Старшина был неумолим: снова луч фонарика ударил в лицо Опеньке.
— Ты чего глаза портишь, не видишь! — возмутился Опенька. — Человек встаёт, так нет, надо обязательно в глаза ему огнём брызнуть. Хоть ты и старшина, а человека уважать надо. А если я ослепну? Ну, к примеру, ослеп я? Какой из меня тогда солдат?
— Не ослепнешь! Шевелись живее!
— И потом, зачем раньше времени человека тревожить? Может, я в самый раз сон хороший видел? А сон-таки я видел, это точно. Слышь, старшина, лежу будто я дома, сплю себе на здоровье, ни блох, ни комаров, и баба под боком. И чувствую я тепло её всем своим телом. Женское тепло, чуешь! Ну вот, лежу и сплю себе, и вдруг будто захолонуло в боку. Протягиваю руку — мать моя, бабы-то нет. Ушла. Тут меня словно кто кнутом жиганул — куда делась? Я прямо в подштанниках во двор, туда, сюда — нет нигде. Я к соседу, стучу… А в жизни у меня такой случай был. Подвыпил я однажды крепенько, пришёл домой и спьяну-то разбил крынку. Жена на меня, я на неё, ну, в общем, знаешь, как это бывает, разговор семейный. Малость пошумел и уснул. Поднялся чуть свет, глядь, а жены и след простыл. Туда, сюда, нет и все. А о том-то и не подумал, что её ещё с вечера соседи спрятали. От меня, конечно…
— Ты пойдёшь на пост или нет?
— Я-то готов, только вот сапоги не налазят, отощали за ночь. А может, ноги раздулись?..
— Чужие напяливаешь.
— С чего мне чужие брать, свои, с подковками. И подошвы спиртованные. Посвети-ка. Однако и впрямь чужие.
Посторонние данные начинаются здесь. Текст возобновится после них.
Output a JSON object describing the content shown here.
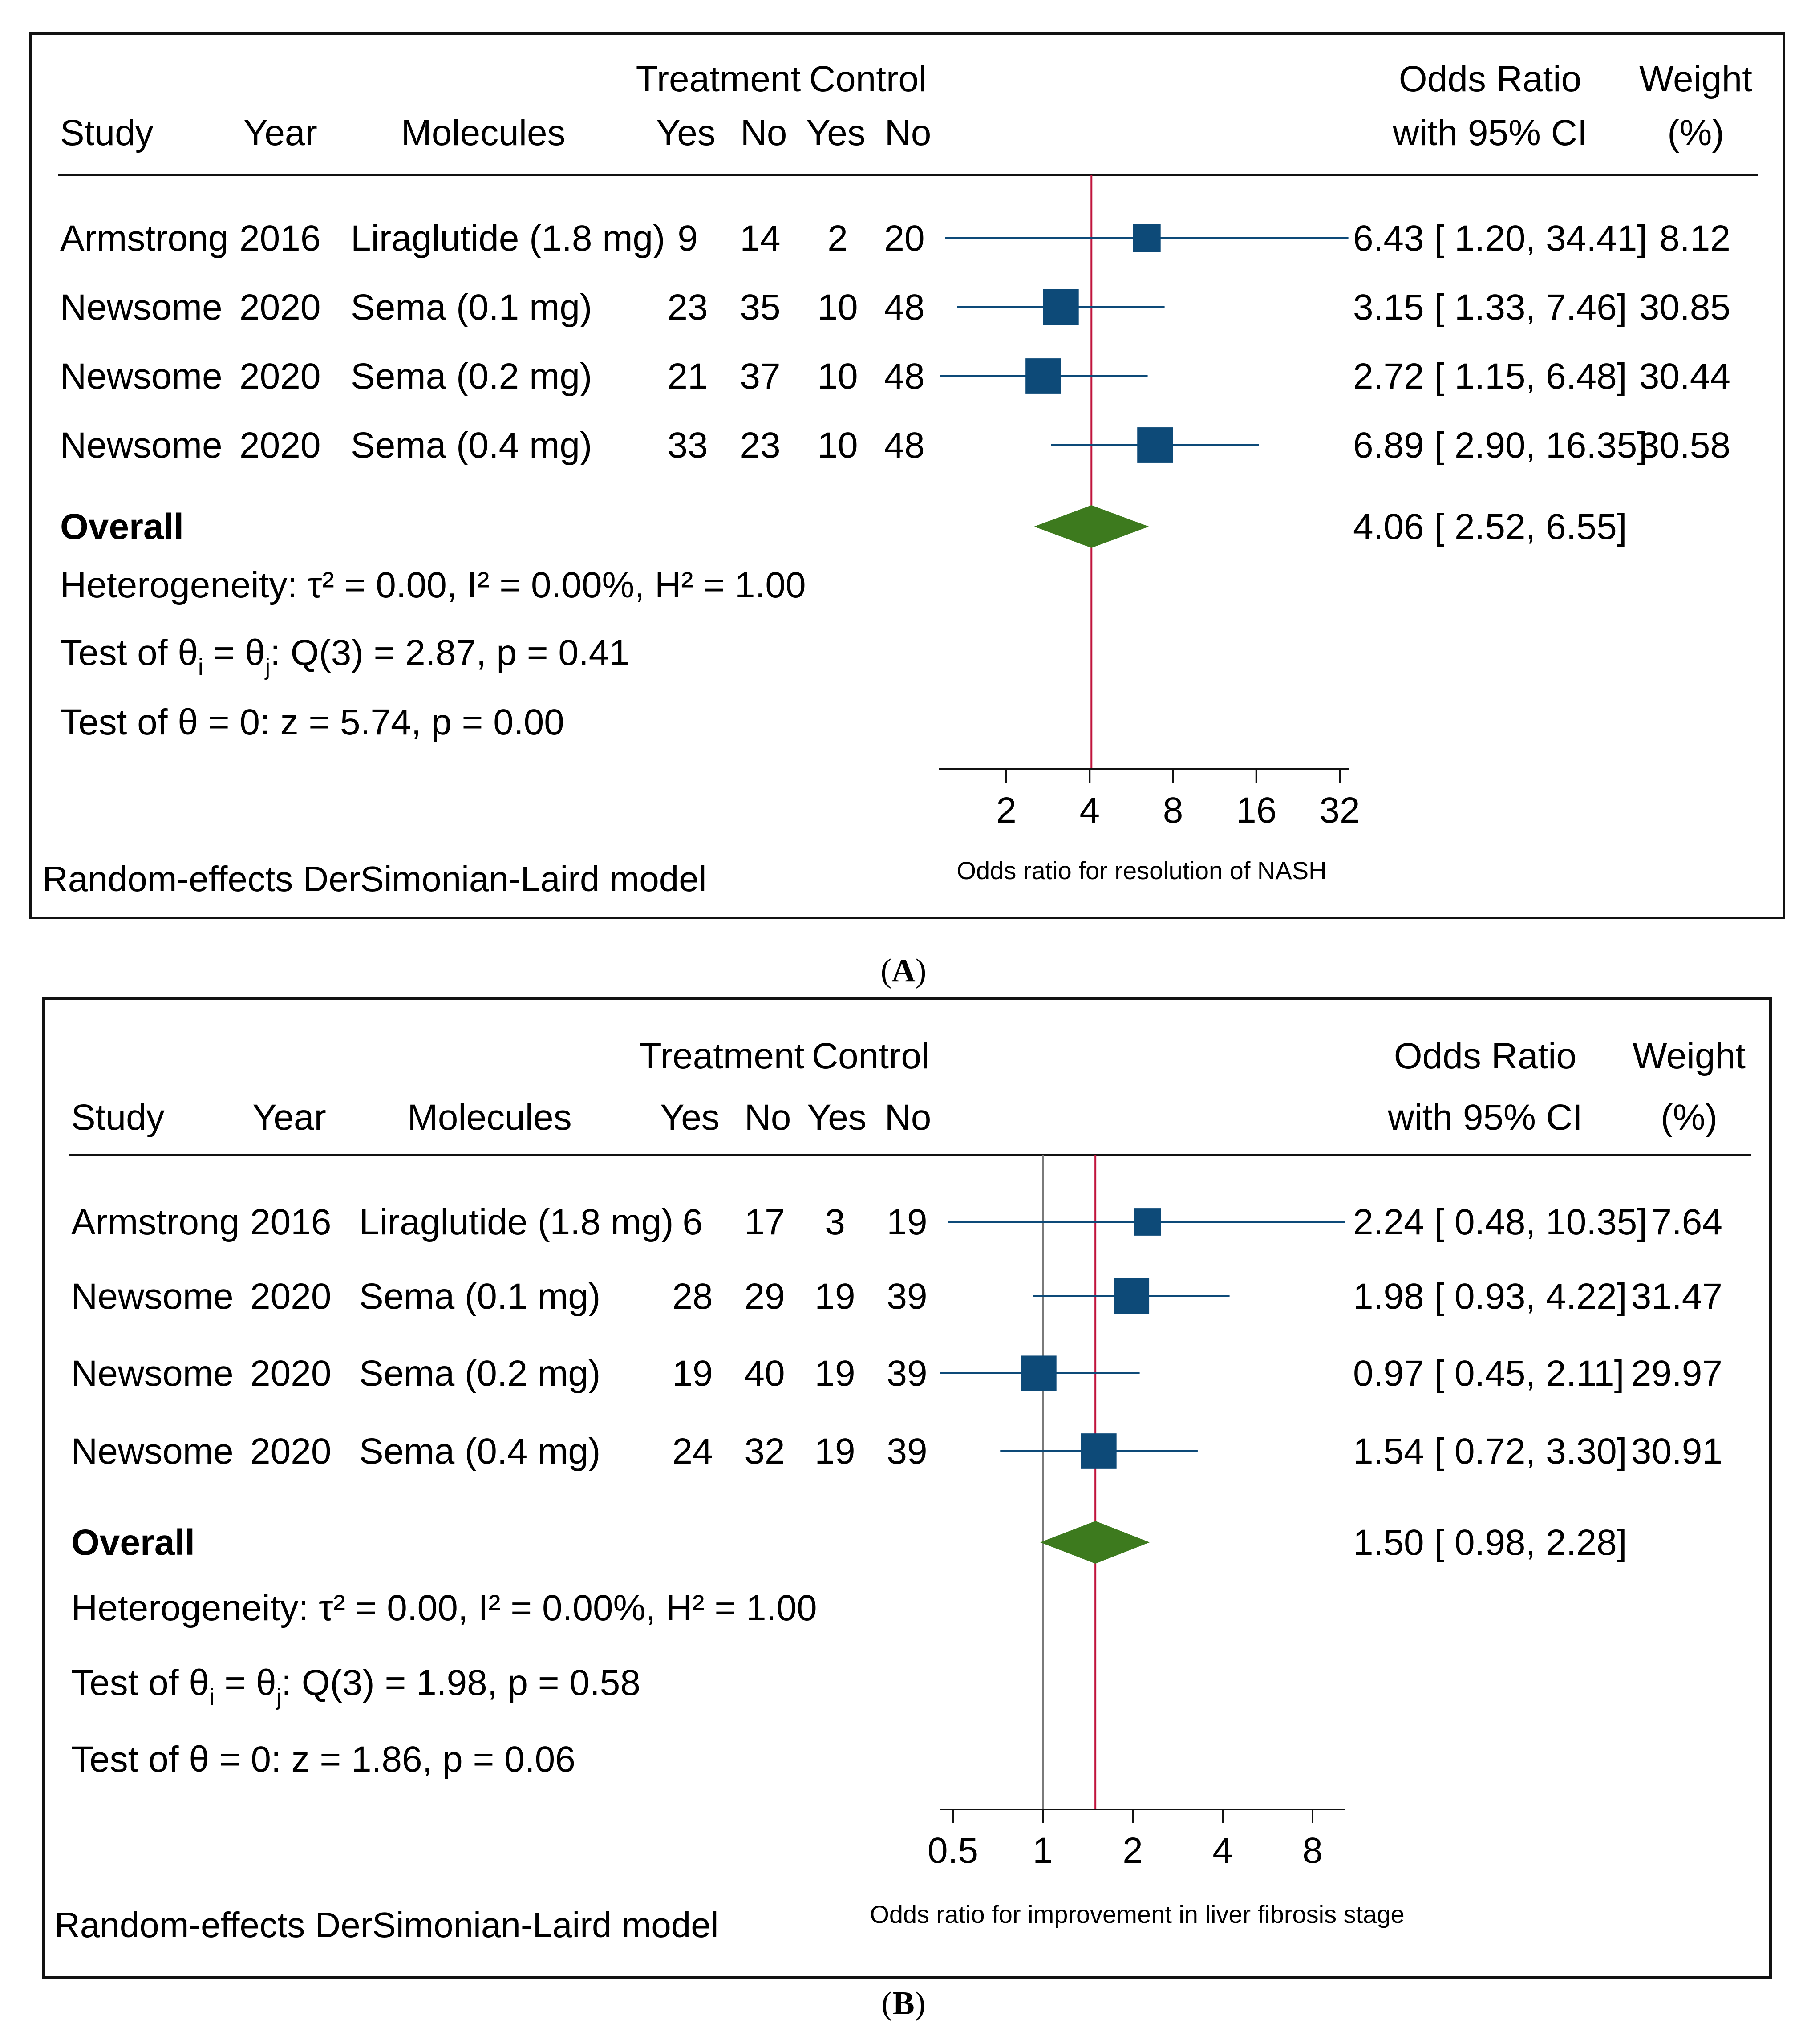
{
  "panels": [
    {
      "panel_label": "(A)",
      "header": {
        "study": "Study",
        "year": "Year",
        "molecules": "Molecules",
        "treatment": "Treatment",
        "control": "Control",
        "t_yes": "Yes",
        "t_no": "No",
        "c_yes": "Yes",
        "c_no": "No",
        "or_line1": "Odds Ratio",
        "or_line2": "with 95% CI",
        "w_line1": "Weight",
        "w_line2": "(%)"
      },
      "rows": [
        {
          "study": "Armstrong",
          "year": "2016",
          "molecule": "Liraglutide (1.8 mg)",
          "t_yes": "9",
          "t_no": "14",
          "c_yes": "2",
          "c_no": "20",
          "or_text": "6.43 [ 1.20,  34.41]",
          "weight": "8.12"
        },
        {
          "study": "Newsome",
          "year": "2020",
          "molecule": "Sema (0.1 mg)",
          "t_yes": "23",
          "t_no": "35",
          "c_yes": "10",
          "c_no": "48",
          "or_text": "3.15 [ 1.33,    7.46]",
          "weight": "30.85"
        },
        {
          "study": "Newsome",
          "year": "2020",
          "molecule": "Sema (0.2 mg)",
          "t_yes": "21",
          "t_no": "37",
          "c_yes": "10",
          "c_no": "48",
          "or_text": "2.72 [ 1.15,    6.48]",
          "weight": "30.44"
        },
        {
          "study": "Newsome",
          "year": "2020",
          "molecule": "Sema (0.4 mg)",
          "t_yes": "33",
          "t_no": "23",
          "c_yes": "10",
          "c_no": "48",
          "or_text": "6.89 [ 2.90,  16.35]",
          "weight": "30.58"
        }
      ],
      "overall": {
        "label": "Overall",
        "or_text": "4.06 [ 2.52,    6.55]"
      },
      "heterogeneity": "Heterogeneity: τ² = 0.00, I² = 0.00%, H² = 1.00",
      "test_q": {
        "prefix": "Test of θ",
        "sub_i": "i",
        "mid": " = θ",
        "sub_j": "j",
        "suffix": ": Q(3) = 2.87, p = 0.41"
      },
      "test_z": "Test of θ = 0: z = 5.74, p = 0.00",
      "model": "Random-effects DerSimonian-Laird model",
      "axis_label": "Odds ratio for resolution of NASH",
      "ticks": [
        "2",
        "4",
        "8",
        "16",
        "32"
      ]
    },
    {
      "panel_label": "(B)",
      "header": {
        "study": "Study",
        "year": "Year",
        "molecules": "Molecules",
        "treatment": "Treatment",
        "control": "Control",
        "t_yes": "Yes",
        "t_no": "No",
        "c_yes": "Yes",
        "c_no": "No",
        "or_line1": "Odds Ratio",
        "or_line2": "with 95% CI",
        "w_line1": "Weight",
        "w_line2": "(%)"
      },
      "rows": [
        {
          "study": "Armstrong",
          "year": "2016",
          "molecule": "Liraglutide (1.8 mg)",
          "t_yes": "6",
          "t_no": "17",
          "c_yes": "3",
          "c_no": "19",
          "or_text": "2.24 [ 0.48,  10.35]",
          "weight": "7.64"
        },
        {
          "study": "Newsome",
          "year": "2020",
          "molecule": "Sema (0.1 mg)",
          "t_yes": "28",
          "t_no": "29",
          "c_yes": "19",
          "c_no": "39",
          "or_text": "1.98 [ 0.93,    4.22]",
          "weight": "31.47"
        },
        {
          "study": "Newsome",
          "year": "2020",
          "molecule": "Sema (0.2 mg)",
          "t_yes": "19",
          "t_no": "40",
          "c_yes": "19",
          "c_no": "39",
          "or_text": "0.97 [ 0.45,    2.11]",
          "weight": "29.97"
        },
        {
          "study": "Newsome",
          "year": "2020",
          "molecule": "Sema (0.4 mg)",
          "t_yes": "24",
          "t_no": "32",
          "c_yes": "19",
          "c_no": "39",
          "or_text": "1.54 [ 0.72,    3.30]",
          "weight": "30.91"
        }
      ],
      "overall": {
        "label": "Overall",
        "or_text": "1.50 [ 0.98,    2.28]"
      },
      "heterogeneity": "Heterogeneity: τ² = 0.00, I² = 0.00%, H² = 1.00",
      "test_q": {
        "prefix": "Test of θ",
        "sub_i": "i",
        "mid": " = θ",
        "sub_j": "j",
        "suffix": ": Q(3) = 1.98, p = 0.58"
      },
      "test_z": "Test of θ = 0: z = 1.86, p = 0.06",
      "model": "Random-effects DerSimonian-Laird model",
      "axis_label": "Odds ratio for improvement in liver fibrosis stage",
      "ticks": [
        "0.5",
        "1",
        "2",
        "4",
        "8"
      ]
    }
  ],
  "colors": {
    "marker": "#0d4a78",
    "ci_line": "#0d4a78",
    "diamond": "#3d7a1e",
    "overall_line": "#c0143c",
    "null_line": "#7a7a7a",
    "frame": "#111111"
  },
  "chart_data": [
    {
      "type": "forest",
      "scale": "log",
      "xlabel": "Odds ratio for resolution of NASH",
      "x_ticks": [
        2,
        4,
        8,
        16,
        32
      ],
      "overall_line": 4.06,
      "series": [
        {
          "label": "Armstrong 2016 Liraglutide (1.8 mg)",
          "or": 6.43,
          "lo": 1.2,
          "hi": 34.41,
          "weight": 8.12
        },
        {
          "label": "Newsome 2020 Sema (0.1 mg)",
          "or": 3.15,
          "lo": 1.33,
          "hi": 7.46,
          "weight": 30.85
        },
        {
          "label": "Newsome 2020 Sema (0.2 mg)",
          "or": 2.72,
          "lo": 1.15,
          "hi": 6.48,
          "weight": 30.44
        },
        {
          "label": "Newsome 2020 Sema (0.4 mg)",
          "or": 6.89,
          "lo": 2.9,
          "hi": 16.35,
          "weight": 30.58
        }
      ],
      "overall": {
        "or": 4.06,
        "lo": 2.52,
        "hi": 6.55
      }
    },
    {
      "type": "forest",
      "scale": "log",
      "xlabel": "Odds ratio for improvement in liver fibrosis stage",
      "x_ticks": [
        0.5,
        1,
        2,
        4,
        8
      ],
      "null_line": 1,
      "overall_line": 1.5,
      "series": [
        {
          "label": "Armstrong 2016 Liraglutide (1.8 mg)",
          "or": 2.24,
          "lo": 0.48,
          "hi": 10.35,
          "weight": 7.64
        },
        {
          "label": "Newsome 2020 Sema (0.1 mg)",
          "or": 1.98,
          "lo": 0.93,
          "hi": 4.22,
          "weight": 31.47
        },
        {
          "label": "Newsome 2020 Sema (0.2 mg)",
          "or": 0.97,
          "lo": 0.45,
          "hi": 2.11,
          "weight": 29.97
        },
        {
          "label": "Newsome 2020 Sema (0.4 mg)",
          "or": 1.54,
          "lo": 0.72,
          "hi": 3.3,
          "weight": 30.91
        }
      ],
      "overall": {
        "or": 1.5,
        "lo": 0.98,
        "hi": 2.28
      }
    }
  ]
}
Старшина включил фонарик. Опенька подтянул сапоги к свету и стал разглядывать.
— Не мои. У меня с подковками. Ну-ка, посвети ещё. Вот они где, мои-то. Ну да, и портянки мои. Скажи на милость, кто их поставил к стенке, кому они, вороные, помешали?
— Дал бы я тебе сейчас пару нарядов вне очереди за твою болтовню, да настроение портить не хочется. — Зачем же так строго?
— Хорошо ещё, что ты не на передовой эти разговорчики затеял, а то бы узнал живо, какая строгость бывает.
— Я и говорю, в тылу, в каком-то, черт знает, в каком, селе, в сарае… А на передовой разве Опенька разувался когда? Нет уж, извини, чтобы меня фриц босым застал.
— Ну, быстрей, быстрей!
Подпоясавшись, Опенька перекинул через плечо противогазную сумку, взял автомат и каску и пошёл вслед за старшиной к двери.
— Так я про сон: приснится же такое…
— Ты, Опенька, кроме баб, что-нибудь во сне видишь или нет?
— Как? Конечно, вижу. Третьего дня кума мне приснилась, и так приснилась, скажу тебе…
— Болтун ты, тьфу. Смени Щербакова и стой до утра. Точка!